Laut einer Studie von Greenpeace wäre ein Ölembargo gegen Russland wirksam. (Urheber/Quelle/Verbreiter: Jan Woitas/dpa-Zentralbild/dpa)

Deutschland hat seine Abhängigkeit von russischem Öl deutlich verringert – Wirtschaftsminister Robert Habeck sieht ein Ölembargo gegen Russland als «handhabbar» an.

Deutschland sei einer Unabhängigkeit von russischen Ölimporten «sehr, sehr nahe gekommen», sagte der Grünen-Politiker am Dienstag in Warschau nach Gesprächen mit der polnischen Klimaministerin Anna Moskwa. Es sei gelungen, die Abhängigkeit von 35 Prozent vor Beginn des Ukraine-Krieges innerhalb von acht Wochen auf 12 Prozent zu senken.
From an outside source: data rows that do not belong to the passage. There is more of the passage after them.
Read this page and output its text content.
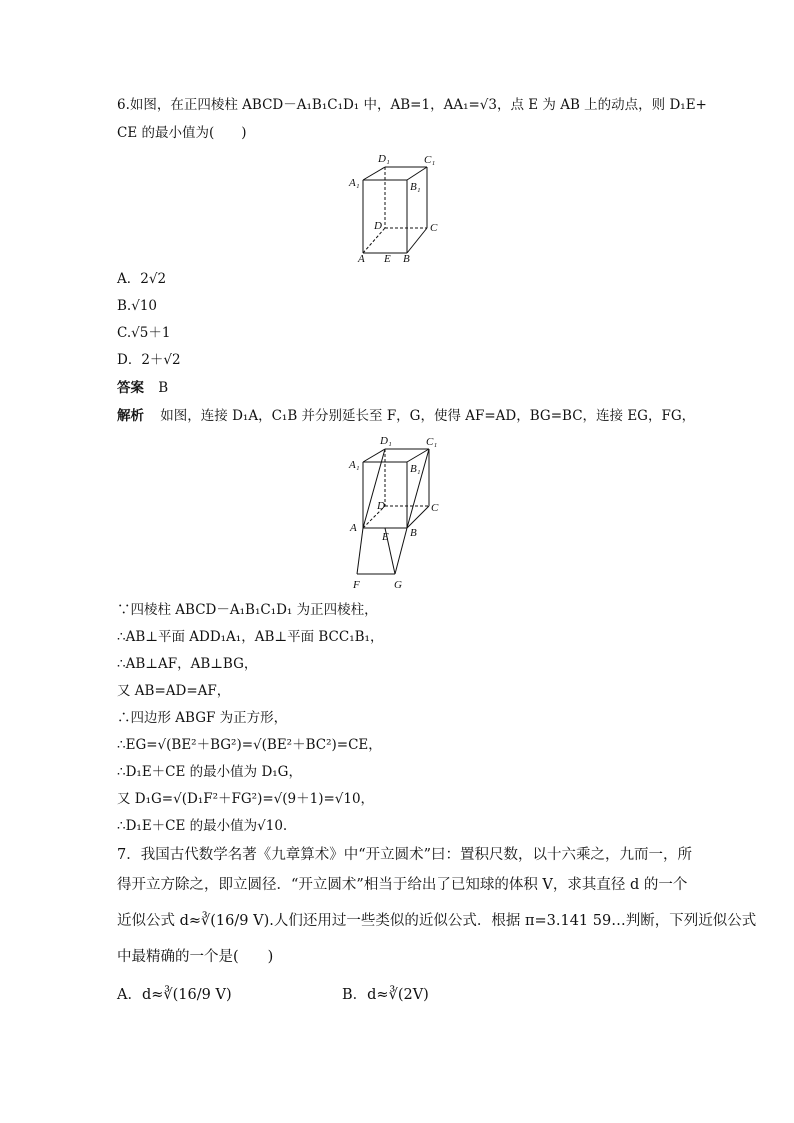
6.如图，在正四棱柱 ABCD－A₁B₁C₁D₁ 中，AB=1，AA₁=√3，点 E 为 AB 上的动点，则 D₁E+
CE 的最小值为(　　)
D₁	C₁
A₁	B₁
D	C
A E B
A．2√2
B.√10
C.√5＋1
D．2＋√2
答案 B
解析 如图，连接 D₁A，C₁B 并分别延长至 F，G，使得 AF=AD，BG=BC，连接 EG，FG，
D₁	C₁
A₁	B₁
D	C
A
E B
F	G
∵四棱柱 ABCD－A₁B₁C₁D₁ 为正四棱柱，
∴AB⊥平面 ADD₁A₁，AB⊥平面 BCC₁B₁，
∴AB⊥AF，AB⊥BG，
又 AB=AD=AF，
∴四边形 ABGF 为正方形，
∴EG=√(BE²＋BG²)=√(BE²＋BC²)=CE，
∴D₁E＋CE 的最小值为 D₁G，
又 D₁G=√(D₁F²＋FG²)=√(9＋1)=√10，
∴D₁E＋CE 的最小值为√10.
7．我国古代数学名著《九章算术》中“开立圆术”曰：置积尺数，以十六乘之，九而一，所
得开立方除之，即立圆径．“开立圆术”相当于给出了已知球的体积 V，求其直径 d 的一个
近似公式 d≈∛(16/9 V).人们还用过一些类似的近似公式．根据 π=3.141 59…判断，下列近似公式
中最精确的一个是(　　)
A．d≈∛(16/9 V)	B．d≈∛(2V)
Ende März hatte das Ministerium in einem Bericht geschrieben, die Abhängigkeit Deutschlands von russischem Öl sei auf 25 Prozent gesunken. Bis Mitte des Jahres sollten die russischen Ölimporte nach Deutschland halbiert sein, hieß es damals. Und: Zum Jahresende soll die Bundesrepublik nahezu unabhängig sein.

Tempo erhöht

Bei der Verringerung von russischen Ölimporten ist es nun nach den Worten Habecks gelungen, das Tempo zu erhöhen. Die Häfen in Westdeutschland, die russisches Öl importiert hätten, hätten sich neue Verträge besorgt. Die Raffinerie Leuna des französischen Energiekonzerns Total hat Habeck zufolge ebenfalls Verträge umgestellt.

Bei den verbleibenden 12 Prozent handle es sich um Ölimporte der Raffinerie im brandenburgischen Schwedt nahe der polnischen Grenze, sagte Habeck. Diese kommen über die «Druschba»-Pipeline an.

«Und Schwedt, das darf ich einfach mal aussprechen, wird von einer russischen Firma, von Rosneft, gemanagt», sagte Habeck. Das Geschäftsmodell des Staatskonzerns sei es, russisches Öl zu kaufen. Wenn man dieses Öl nicht mehr haben wolle, brauche man für Schwedt eine Alternative. Diese Alternative zu entwickeln, sei die Aufgabe der kommenden Tage.

Das Wirtschaftsministerium teilte mit, zusammen mit Polen sollten alternative Importrouten für Öl ausgelotet werden. Das zielt vor allem auf die Versorgung Ostdeutschlands.

Pläne in Schwedt noch unklar

Welche Schritte Habeck mit Blick auf die Besitzverhältnisse in Schwedt plant, ist unklar. Die Raffinerie in Brandenburg soll fast vollständig vom russischen Staatskonzern Rosneft übernommen werden – dies wird derzeit vom Wirtschaftsministerium überprüft.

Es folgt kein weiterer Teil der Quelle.